Iterators & Generators
Iteration in Python is a protocol, not a syntax. Anything that implements it can be used in a for loop, comprehension, list(), sum(), any(), etc.
The protocol
An iterable is anything with an __iter__ method that returns an iterator. An iterator is anything with a __next__ method that yields values until it raises StopIteration.
class Counter:
def __init__(self, n):
self.n = n
def __iter__(self):
self.i = 0
return self
def __next__(self):
if self.i >= self.n:
raise StopIteration
self.i += 1
return self.i
for x in Counter(3):
print(x) # 1 2 3
That's verbose. Generators are the shortcut.
Generators
A function with yield in it is a generator function. Calling it doesn't run the body — it returns a generator object. The body runs lazily, one yield at a time:
def counter(n):
i = 0
while i < n:
i += 1
yield i
for x in counter(3):
print(x) # 1 2 3
Equivalent to the verbose Counter class, but five lines instead of ten.
Why bother
Three reasons generators are worth knowing:
- Memory — they produce one value at a time. A generator over a billion items uses constant memory; a list does not.

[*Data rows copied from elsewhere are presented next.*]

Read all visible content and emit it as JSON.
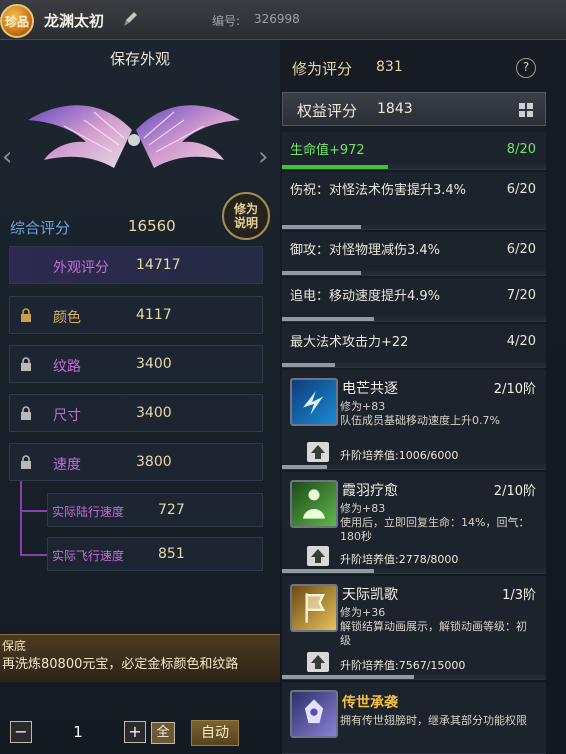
{
  "header": {
    "rarity": "珍品",
    "name": "龙渊太初",
    "serial_label": "编号:",
    "serial": "326998"
  },
  "left": {
    "appearance_title": "保存外观",
    "info_button": "修为说明",
    "total_label": "综合评分",
    "total_value": "16560",
    "stats": [
      {
        "label": "外观评分",
        "value": "14717"
      },
      {
        "label": "颜色",
        "value": "4117"
      },
      {
        "label": "纹路",
        "value": "3400"
      },
      {
        "label": "尺寸",
        "value": "3400"
      },
      {
        "label": "速度",
        "value": "3800"
      }
    ],
    "sub_stats": [
      {
        "label": "实际陆行速度",
        "value": "727"
      },
      {
        "label": "实际飞行速度",
        "value": "851"
      }
    ],
    "guarantee_title": "保底",
    "guarantee_text": "再洗炼80800元宝，必定金标颜色和纹路",
    "quantity": "1",
    "minus": "−",
    "plus": "+",
    "all": "全",
    "auto": "自动"
  },
  "right": {
    "cult_title": "修为评分",
    "cult_value": "831",
    "help": "?",
    "rights_title": "权益评分",
    "rights_value": "1843",
    "attributes": [
      {
        "text": "生命值+972",
        "count": "8/20",
        "progress": 0.4,
        "green": true
      },
      {
        "text": "伤祝：对怪法术伤害提升3.4%",
        "count": "6/20",
        "progress": 0.3
      },
      {
        "text": "御攻：对怪物理减伤3.4%",
        "count": "6/20",
        "progress": 0.3
      },
      {
        "text": "追电：移动速度提升4.9%",
        "count": "7/20",
        "progress": 0.35
      },
      {
        "text": "最大法术攻击力+22",
        "count": "4/20",
        "progress": 0.2
      }
    ],
    "skills": [
      {
        "name": "电芒共逐",
        "level": "2/10阶",
        "desc1": "修为+83",
        "desc2": "队伍成员基础移动速度上升0.7%",
        "upgrade": "升阶培养值:1006/6000",
        "progress": 0.17
      },
      {
        "name": "霞羽疗愈",
        "level": "2/10阶",
        "desc1": "修为+83",
        "desc2": "使用后，立即回复生命：14%，回气：180秒",
        "upgrade": "升阶培养值:2778/8000",
        "progress": 0.35
      },
      {
        "name": "天际凯歌",
        "level": "1/3阶",
        "desc1": "修为+36",
        "desc2": "解锁结算动画展示，解锁动画等级：初级",
        "upgrade": "升阶培养值:7567/15000",
        "progress": 0.5
      }
    ],
    "legacy": {
      "name": "传世承袭",
      "desc": "拥有传世翅膀时，继承其部分功能权限"
    }
  },
  "colors": {
    "accent_gold": "#e6d9a6",
    "purple": "#c16ed8",
    "green": "#6fe56a",
    "blue": "#6aa4d3"
  }
}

- Composition — generators chain naturally. Build pipelines without intermediate lists.
- Infinite streams — you can iterate things that don't end (a counter, polling a queue, a random sequence).
def numbers():
n = 0
while True:
yield n
n += 1
# Iterate with care — this is infinite.
for x in numbers():
if x > 10:
break
print(x)
Generator expressions
Like list comprehensions but with () instead of []. Lazy:
total = sum(x * x for x in big_iterable) # no intermediate list
nonzero = (x for x in stream if x != 0) # filter, lazily
sum, any, all, max, min all accept iterables. Pair them with generator expressions to avoid materialising lists.
itertools
The standard-library itertools module is a goldmine of iterator combinators:
from itertools import (
chain, islice, cycle, count, repeat,
takewhile, dropwhile, groupby, accumulate,
product, permutations, combinations,
)
# First 10 squares.
list(islice((x*x for x in count()), 10))
# Accumulate running totals.
list(accumulate([1, 2, 3, 4])) # [1, 3, 6, 10]
# Group consecutive equal values.
[(k, list(g)) for k, g in groupby("aaabbc")]
# [('a', ['a','a','a']), ('b', ['b','b']), ('c', ['c'])]
If you find yourself writing a loop with manual state, check itertools first — there's often a one-liner.
Sending values into a generator
Generators can also receive values via .send(). Rare but powerful — coroutines were built on this before async/await landed:
def echo():
while True:
msg = yield
print(f"got: {msg}")
g = echo()
next(g) # prime
g.send("hello") # got: hello
g.send("world") # got: world
yield from
Delegate to another iterable:
def chained():
yield from range(3)
yield from "abc"
list(chained()) # [0, 1, 2, 'a', 'b', 'c']
Saves a for x in inner: yield x loop and forwards send / throw through.
When NOT to generator
If you're going to iterate the result more than once, use a list. Generators are single-use:
g = (x*x for x in range(5))
sum(g) # 30
sum(g) # 0 — generator exhausted!
Tip
A generator is the right answer when you have a stream. A list is the right answer when you have a collection. Streams produce values over time or on demand; collections are values you already have.